The 'universal' in the title is not that universal.
Isn't it obvious?
Not a technical person just trying to put it in other words.
And that: "Defining 'novel' as 'not something that you've said before even though your using all the same words, concepts, linguistic tools, etc., doesn't actually make it 'novel'"
Point being, yeah duh, what's the difference between what any of these models are doing anyway? It would be far more surprising if they discovered a *different* or highly-unique subspace for each one!

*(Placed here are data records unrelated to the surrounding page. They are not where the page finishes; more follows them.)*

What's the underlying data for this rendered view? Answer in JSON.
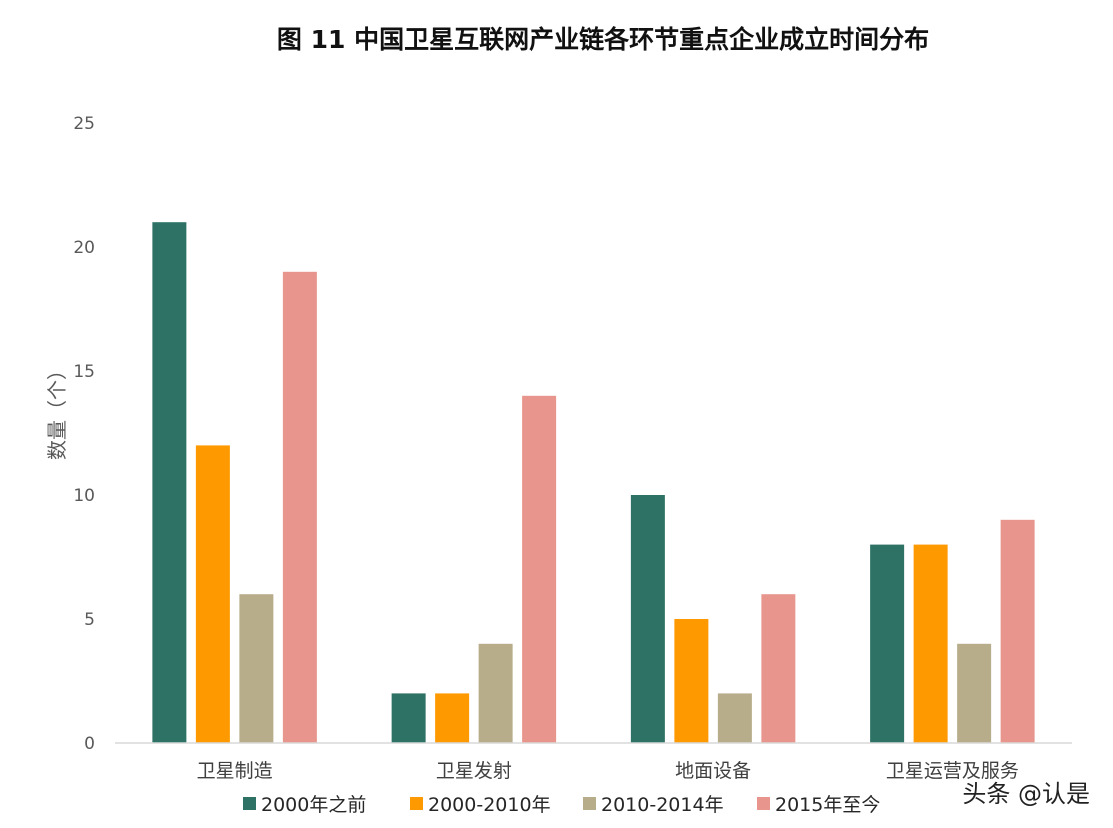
{
  "chart_data": {
    "type": "bar",
    "title": "图 11  中国卫星互联网产业链各环节重点企业成立时间分布",
    "ylabel": "数量（个）",
    "xlabel": "",
    "ylim": [
      0,
      25
    ],
    "yticks": [
      0,
      5,
      10,
      15,
      20,
      25
    ],
    "grid": false,
    "legend_position": "bottom",
    "categories": [
      "卫星制造",
      "卫星发射",
      "地面设备",
      "卫星运营及服务"
    ],
    "series": [
      {
        "name": "2000年之前",
        "color": "#2e7265",
        "values": [
          21,
          2,
          10,
          8
        ]
      },
      {
        "name": "2000-2010年",
        "color": "#ff9900",
        "values": [
          12,
          2,
          5,
          8
        ]
      },
      {
        "name": "2010-2014年",
        "color": "#b8ad8b",
        "values": [
          6,
          4,
          2,
          4
        ]
      },
      {
        "name": "2015年至今",
        "color": "#e8968d",
        "values": [
          19,
          14,
          6,
          9
        ]
      }
    ]
  },
  "watermark": "头条 @认是"
}
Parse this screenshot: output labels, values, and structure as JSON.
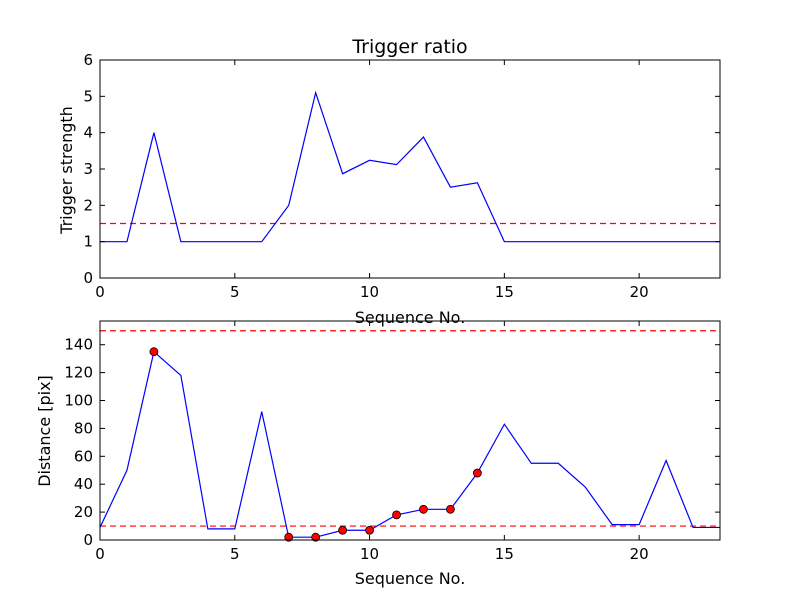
{
  "colors": {
    "series": "#0000ff",
    "threshold": "#ff0000",
    "marker_fill": "#ff0000",
    "marker_edge": "#000000"
  },
  "chart_data": [
    {
      "type": "line",
      "title": "Trigger ratio",
      "xlabel": "Sequence No.",
      "ylabel": "Trigger strength",
      "xlim": [
        0,
        23
      ],
      "ylim": [
        0,
        6
      ],
      "xticks": [
        0,
        5,
        10,
        15,
        20
      ],
      "yticks": [
        0,
        1,
        2,
        3,
        4,
        5,
        6
      ],
      "series": [
        {
          "x": [
            0,
            1,
            2,
            3,
            4,
            5,
            6,
            7,
            8,
            9,
            10,
            11,
            12,
            13,
            14,
            15,
            16,
            17,
            18,
            19,
            20,
            21,
            22,
            23
          ],
          "y": [
            1.0,
            1.0,
            4.0,
            1.0,
            1.0,
            1.0,
            1.0,
            2.0,
            5.1,
            2.87,
            3.24,
            3.12,
            3.88,
            2.5,
            2.62,
            1.0,
            1.0,
            1.0,
            1.0,
            1.0,
            1.0,
            1.0,
            1.0,
            1.0
          ]
        }
      ],
      "hlines": [
        1.5
      ],
      "grid": false
    },
    {
      "type": "line",
      "title": "",
      "xlabel": "Sequence No.",
      "ylabel": "Distance [pix]",
      "xlim": [
        0,
        23
      ],
      "ylim": [
        0,
        157
      ],
      "xticks": [
        0,
        5,
        10,
        15,
        20
      ],
      "yticks": [
        0,
        20,
        40,
        60,
        80,
        100,
        120,
        140
      ],
      "series": [
        {
          "x": [
            0,
            1,
            2,
            3,
            4,
            5,
            6,
            7,
            8,
            9,
            10,
            11,
            12,
            13,
            14,
            15,
            16,
            17,
            18,
            19,
            20,
            21,
            22,
            23
          ],
          "y": [
            9,
            50,
            135,
            118,
            8,
            8,
            92,
            2,
            2,
            7,
            7,
            18,
            22,
            22,
            48,
            83,
            55,
            55,
            38,
            11,
            11,
            57,
            9,
            9
          ]
        }
      ],
      "markers": {
        "x": [
          2,
          7,
          8,
          9,
          10,
          11,
          12,
          13,
          14
        ],
        "y": [
          135,
          2,
          2,
          7,
          7,
          18,
          22,
          22,
          48
        ]
      },
      "hlines": [
        10,
        150
      ],
      "grid": false
    }
  ]
}
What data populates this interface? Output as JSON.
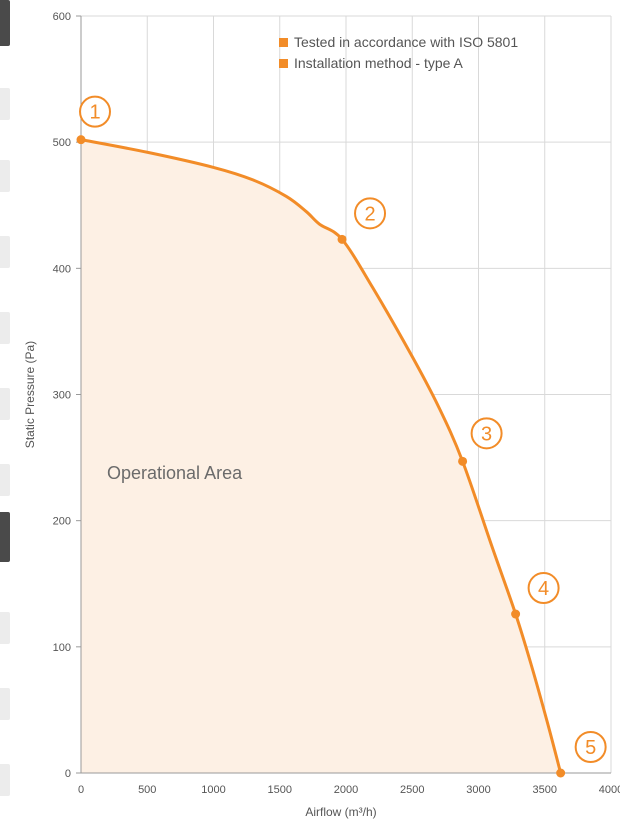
{
  "chart_data": {
    "type": "area",
    "xlabel": "Airflow (m³/h)",
    "ylabel": "Static Pressure (Pa)",
    "xlim": [
      0,
      4000
    ],
    "ylim": [
      0,
      600
    ],
    "x_ticks": [
      0,
      500,
      1000,
      1500,
      2000,
      2500,
      3000,
      3500,
      4000
    ],
    "y_ticks": [
      0,
      100,
      200,
      300,
      400,
      500,
      600
    ],
    "grid": true,
    "legend_position": "top-right",
    "legend": [
      "Tested in accordance with ISO 5801",
      "Installation method - type A"
    ],
    "area_label": "Operational Area",
    "series": [
      {
        "x": [
          0,
          500,
          1000,
          1300,
          1550,
          1700,
          1800,
          1970,
          2200,
          2500,
          2700,
          2880,
          3100,
          3280,
          3400,
          3520,
          3620
        ],
        "y": [
          502,
          492,
          480,
          470,
          457,
          445,
          435,
          423,
          385,
          330,
          290,
          247,
          180,
          126,
          85,
          40,
          0
        ]
      }
    ],
    "points": [
      {
        "label": "1",
        "x": 0,
        "y": 502
      },
      {
        "label": "2",
        "x": 1970,
        "y": 423
      },
      {
        "label": "3",
        "x": 2880,
        "y": 247
      },
      {
        "label": "4",
        "x": 3280,
        "y": 126
      },
      {
        "label": "5",
        "x": 3620,
        "y": 0
      }
    ]
  },
  "colors": {
    "accent": "#f28c28",
    "fill": "#fdf0e4",
    "grid": "#d9d9d9",
    "text": "#555555",
    "area_text": "#6b6b6b"
  }
}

Someone gives you a magic lamp and the genie comes out and says "what do you wish for"?
That's still the question. The question was never "why do all the genies seem to be able to give you whatever you want?"
https://grok.com/share/bGVnYWN5_463d51c8-d473-47d6-bb1f-6666...
*Caption for the two images:*
Artistic visualization of the universal low-parameter subspaces discovered in large neural networks (as described in “The Unreasonable Effectiveness of Low-Rank Subspaces,” arXiv:2512.05117).
The bright, sparse linear scaffold in the foreground represents the tiny handful of dominant principal directions (often ≤16 per layer) that capture almost all of the signal variance across hundreds of independently trained models. These directions form a flat, low-rank “skeleton” that is remarkably consistent across architectures, tasks, and random initializations.
The faint, diffuse cloud of connections fading into the dark background symbolizes the astronomically high-dimensional ambient parameter space (billions to trillions of dimensions), almost all of whose directions carry near-zero variance and can be discarded with negligible loss in performance. The sharp spectral decay creates a dramatic “elbow,” leaving trained networks effectively confined to this thin, shared, low-dimensional linear spine floating in an otherwise vast and mostly empty void.